Trial Stopped After Deaths
Documentation reveals how the West German companies took up contracts with a corporation set up to handle East German exports. Months of tough negotiations yielded an agreement for lump-sum compensations for every successfully conducted test, and files from the Health Ministry show that this cross-border cooperation worked well. The number of tests ordered rose from 20 in 1983 to 165 in 1988.
"We weren't just stupid East Germans," says Hubert Bruchmüller, an electrician who lives on a disability pension today. "But when it was presented, one just did it." He had planned on pursuing a career as an athlete, but an undiscovered heart ailment put that to a stop. He was 30 years old when he was sent to the Lostau district hospital in the city of Magdeburg, one of the country's few specialized medical facilities. Without his knowledge, doctors tested the medication Spirapril by the company Sandoz on him. While he was in the hospital, his roommate had a heart attack. "I never saw him again," he says. They were both among the 17 patients who were in the trial in Lostau, of whom six died. At that point, the doctors were stopped, the federal archive files show.
The tests stopped when the Berlin Wall came down, having earned the state millions of deutsche marks. But just how much each study earned can no longer be determined because many of the files were lost after the GDR's Health Ministry was dissolved. But some medication trials are shown to have brought in up to 860,000 deutsche marks.
Research as to whether patients were informed about their unknowing participation in the trials likewise failed to provide much clarity. Despite repeated inquiries at the archives of both hospitals and pharmaceutical companies, the legally valid written consent of patients remains missing. Naturally, they tried contacting the successor companies to Hoechst and Sandoz, Opitz says, but to no avail.
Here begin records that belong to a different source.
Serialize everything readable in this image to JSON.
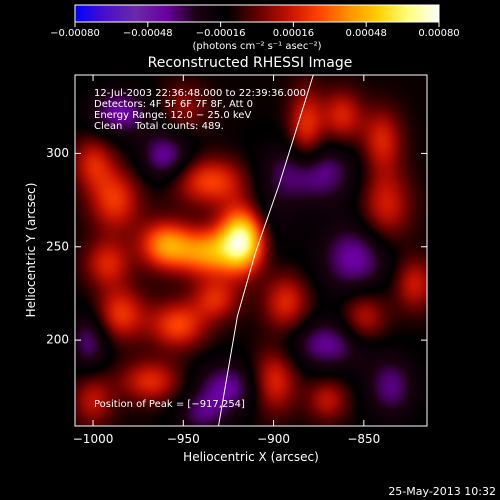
{
  "chart_data": {
    "type": "heatmap",
    "title": "Reconstructed RHESSI Image",
    "xlabel": "Heliocentric X (arcsec)",
    "ylabel": "Heliocentric Y (arcsec)",
    "xlim": [
      -1010,
      -815
    ],
    "ylim": [
      154,
      342
    ],
    "xticks": [
      -1000,
      -950,
      -900,
      -850
    ],
    "yticks": [
      200,
      250,
      300
    ],
    "xtick_labels": [
      "−1000",
      "−950",
      "−900",
      "−850"
    ],
    "ytick_labels": [
      "200",
      "250",
      "300"
    ],
    "colorbar": {
      "range": [
        -0.0008,
        0.0008
      ],
      "ticks": [
        "−0.00080",
        "−0.00048",
        "−0.00016",
        "0.00016",
        "0.00048",
        "0.00080"
      ],
      "unit_label": "(photons cm⁻² s⁻¹ asec⁻²)",
      "colormap": [
        "#0000ff",
        "#4a10c8",
        "#6a2aa8",
        "#6a00a0",
        "#1a0010",
        "#000000",
        "#600000",
        "#c01000",
        "#ff4000",
        "#ff9000",
        "#ffd000",
        "#ffff80",
        "#ffffff"
      ]
    },
    "info_lines": [
      "12-Jul-2003 22:36:48.000 to 22:39:36.000",
      "Detectors: 4F 5F 6F 7F 8F, Att 0",
      "Energy Range: 12.0 − 25.0 keV",
      "Clean    Total counts: 489."
    ],
    "peak_label": "Position of Peak = [−917,254]",
    "peak": {
      "x": -917,
      "y": 254,
      "value": 0.0008
    },
    "sources": [
      {
        "x": -917,
        "y": 254,
        "sx": 9,
        "sy": 12,
        "amp": 0.00085
      },
      {
        "x": -937,
        "y": 247,
        "sx": 12,
        "sy": 9,
        "amp": 0.0005
      },
      {
        "x": -960,
        "y": 251,
        "sx": 10,
        "sy": 9,
        "amp": 0.0005
      },
      {
        "x": -935,
        "y": 285,
        "sx": 15,
        "sy": 9,
        "amp": 0.00038
      },
      {
        "x": -988,
        "y": 275,
        "sx": 10,
        "sy": 12,
        "amp": 0.00035
      },
      {
        "x": -992,
        "y": 241,
        "sx": 9,
        "sy": 9,
        "amp": 0.0003
      },
      {
        "x": -985,
        "y": 214,
        "sx": 10,
        "sy": 10,
        "amp": 0.00035
      },
      {
        "x": -953,
        "y": 208,
        "sx": 11,
        "sy": 9,
        "amp": 0.00038
      },
      {
        "x": -932,
        "y": 222,
        "sx": 9,
        "sy": 8,
        "amp": 0.0003
      },
      {
        "x": -968,
        "y": 178,
        "sx": 12,
        "sy": 8,
        "amp": 0.00032
      },
      {
        "x": -900,
        "y": 178,
        "sx": 9,
        "sy": 12,
        "amp": 0.00035
      },
      {
        "x": -893,
        "y": 220,
        "sx": 9,
        "sy": 11,
        "amp": 0.00032
      },
      {
        "x": -882,
        "y": 313,
        "sx": 7,
        "sy": 15,
        "amp": 0.00035
      },
      {
        "x": -862,
        "y": 320,
        "sx": 8,
        "sy": 10,
        "amp": 0.0003
      },
      {
        "x": -840,
        "y": 307,
        "sx": 8,
        "sy": 12,
        "amp": 0.0003
      },
      {
        "x": -838,
        "y": 272,
        "sx": 10,
        "sy": 14,
        "amp": 0.0003
      },
      {
        "x": -850,
        "y": 212,
        "sx": 9,
        "sy": 10,
        "amp": 0.00028
      },
      {
        "x": -822,
        "y": 230,
        "sx": 8,
        "sy": 10,
        "amp": 0.00028
      },
      {
        "x": -870,
        "y": 168,
        "sx": 8,
        "sy": 8,
        "amp": 0.00025
      },
      {
        "x": -1000,
        "y": 295,
        "sx": 8,
        "sy": 10,
        "amp": 0.00028
      },
      {
        "x": -1000,
        "y": 168,
        "sx": 8,
        "sy": 10,
        "amp": 0.00025
      },
      {
        "x": -950,
        "y": 325,
        "sx": 10,
        "sy": 9,
        "amp": 0.00018
      },
      {
        "x": -985,
        "y": 322,
        "sx": 12,
        "sy": 9,
        "amp": -0.0003
      },
      {
        "x": -960,
        "y": 298,
        "sx": 10,
        "sy": 10,
        "amp": -0.0003
      },
      {
        "x": -905,
        "y": 262,
        "sx": 10,
        "sy": 16,
        "amp": -0.00015
      },
      {
        "x": -880,
        "y": 290,
        "sx": 18,
        "sy": 12,
        "amp": -0.00032
      },
      {
        "x": -855,
        "y": 244,
        "sx": 14,
        "sy": 14,
        "amp": -0.0003
      },
      {
        "x": -870,
        "y": 198,
        "sx": 16,
        "sy": 10,
        "amp": -0.00028
      },
      {
        "x": -925,
        "y": 175,
        "sx": 14,
        "sy": 10,
        "amp": -0.00028
      },
      {
        "x": -1002,
        "y": 200,
        "sx": 8,
        "sy": 12,
        "amp": -0.00025
      },
      {
        "x": -940,
        "y": 160,
        "sx": 10,
        "sy": 8,
        "amp": -0.0002
      },
      {
        "x": -835,
        "y": 175,
        "sx": 10,
        "sy": 12,
        "amp": -0.00025
      }
    ],
    "limb_curve": [
      {
        "x": -930.5,
        "y": 154
      },
      {
        "x": -920,
        "y": 213
      },
      {
        "x": -910,
        "y": 247
      },
      {
        "x": -897,
        "y": 283
      },
      {
        "x": -878,
        "y": 342
      }
    ]
  },
  "date_stamp": "25-May-2013 10:32"
}
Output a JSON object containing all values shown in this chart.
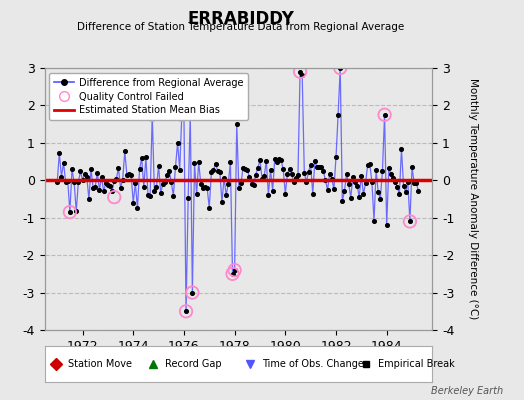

Sanofi-Aventis, however, was cooperative and sent a number of test files for patient Gerhard Lehrer out of the archive they took over from Hoechst.
But supposedly neither pharmaceutical industry associations nor the responsible ministries could produce a responsible party who knew about the cross-border tests. Still, the journalists were able to find some workers who had organized tests by Hoechst in the GDR, though on-camera interviews were refused on both sides of the former border.
Just one former GDR doctor was willing to discuss his testing assignments on the patients who were interviewed. But most former East German doctors would prefer to remember their health care services during that time as free of political and economic pressure, Opitz says. His documentary proves that this was not the case.